Dual-queue implementation
Of course, the most logical way to separate records in a request queue is to split pending requests from active requests. A two-queue design is the simplest implementation of this scheme.

This design does not require the request status field.  A request is in either the pending queue or the active queue. You must still maintain the designated server identifier, but only within the active queue, which means there’s less data to be stored.

You’ll encounter a small amount of increased overhead in maintaining two queues, but it shouldn’t add much complexity to your overall system. The primary benefit of a dual-queue implementation is that the logic for determining the next record to assign consists of merely retrieving the next request from the pending queue; no search is required. Since the client-server interface will perform this action most often, performance is markedly improved.

If a server fails, you must still perform a search for that server’s active requests, but the search will include only the records in the active queue. This generates a slight performance benefit over searching all records.

However, once each record is found, it must be transferred from the active queue to the pending queue. This operation is more performance-intensive than simply modifying the status field of a record, and it is further complicated by the fact that the formats of the records in the active and pending queues are not identical. If these queues are maintained as database tables, moving from one to another involves a deletion from one table and an insertion into another.

Multiple-queue implementation
Another alternative is the multiple-queue scenario, which requires a single pending queue and an active queue for each application server. This design yields the greatest number of queues to maintain, but it simplifies other aspects of the logic.

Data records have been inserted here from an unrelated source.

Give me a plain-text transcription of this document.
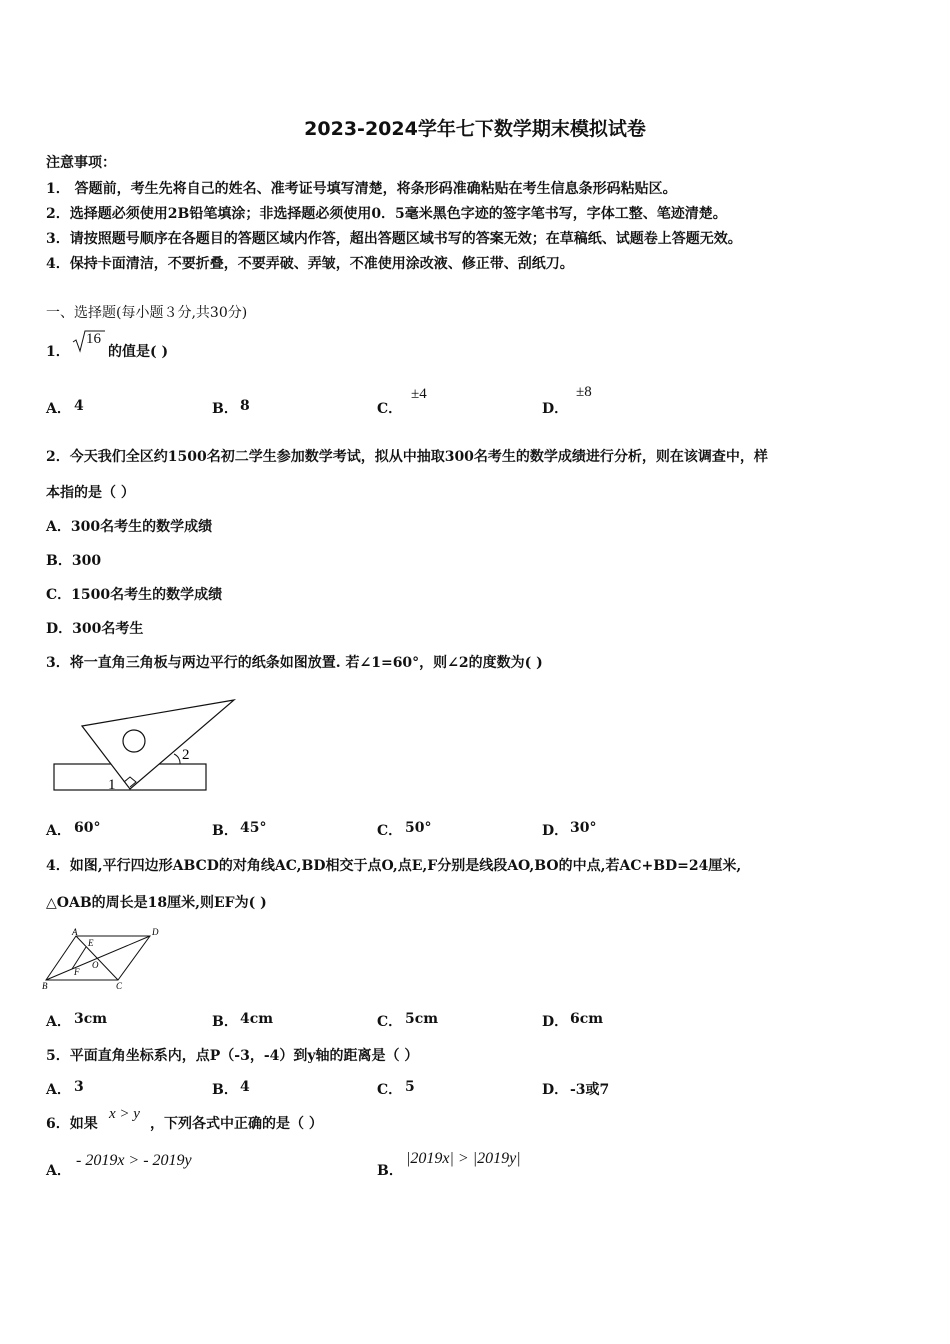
2023-2024学年七下数学期末模拟试卷
注意事项：
1． 答题前，考生先将自己的姓名、准考证号填写清楚，将条形码准确粘贴在考生信息条形码粘贴区。
2．选择题必须使用2B铅笔填涂；非选择题必须使用0．5毫米黑色字迹的签字笔书写，字体工整、笔迹清楚。
3．请按照题号顺序在各题目的答题区域内作答，超出答题区域书写的答案无效；在草稿纸、试题卷上答题无效。
4．保持卡面清洁，不要折叠，不要弄破、弄皱，不准使用涂改液、修正带、刮纸刀。
一、选择题(每小题３分,共30分)
1．
16
的值是( )
A． 4	B． 8	C．
±4
D．
±8
2．今天我们全区约1500名初二学生参加数学考试，拟从中抽取300名考生的数学成绩进行分析，则在该调查中，样
本指的是（ ）
A．300名考生的数学成绩
B．300
C．1500名考生的数学成绩
D．300名考生
3．将一直角三角板与两边平行的纸条如图放置. 若∠1=60°，则∠2的度数为( )
1
2
A． 60°	B． 45°	C． 50°	D． 30°
4．如图,平行四边形ABCD的对角线AC,BD相交于点O,点E,F分别是线段AO,BO的中点,若AC+BD=24厘米,
△OAB的周长是18厘米,则EF为( )
A	D
B	C
E
F
O
A． 3cm	B． 4cm	C． 5cm	D． 6cm
5．平面直角坐标系内，点P（-3，-4）到y轴的距离是（ ）
A． 3	B． 4	C． 5	D． -3或7
6．如果
x > y
，下列各式中正确的是（ ）
A．
- 2019x > - 2019y
B．
|2019x| > |2019y|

With separate queues for each server, no additional data needs to be stored with the request record. Any record assigned to a server’s queue is active and being handled by that server. In case of server failure, that server’s queue, in its entirety, is added to the pending queue. No search is required, and because no other data is stored, the record format should be identical between the queues. If the formats are different, the record has to be read into one structure from the table where the deletion will occur, and the pertinent elements must be transferred to another structure for insertion into the other table.

Like the dual-queue implementation, the logic for determining the next record to assign consists of merely retrieving the next request from the pending queue. Again, no search is required.

The primary drawback to this method stems from maintaining all of the queues: (n + 1) where n is the number of application servers. If the queues are implemented as database tables, this also means the database schema must be altered each time a server is added to the system. This factor will not endear developers to their database administrators. Additionally, requeue of requests requires the transfer of records from their server queue to the pending queue. Operationally, this task requires more performance overhead than simply modifying status fields in a single queue.

You must also consider certain timing issues in worst-case scenarios. If the queues are implemented as database tables and a record is deleted from an active server queue and the system crashes before the record is added to the pending queue, the request is lost.  However, if the record is added to the pending queue first and the system crashes before it is deleted from its server’s queue, the record may be redundantly added to the pending queue on startup.

Other benefits of establishing request queues
The primary reason for implementing a request queue design is to prevent server failure if more requests are received than the machine can handle, but there are other features that can easily be added that improve system monitoring. For example, other applications may utilize data generated from the request queues. This information could be used to analyze the performance of the front-end interface and individual servers as well as the system as a whole.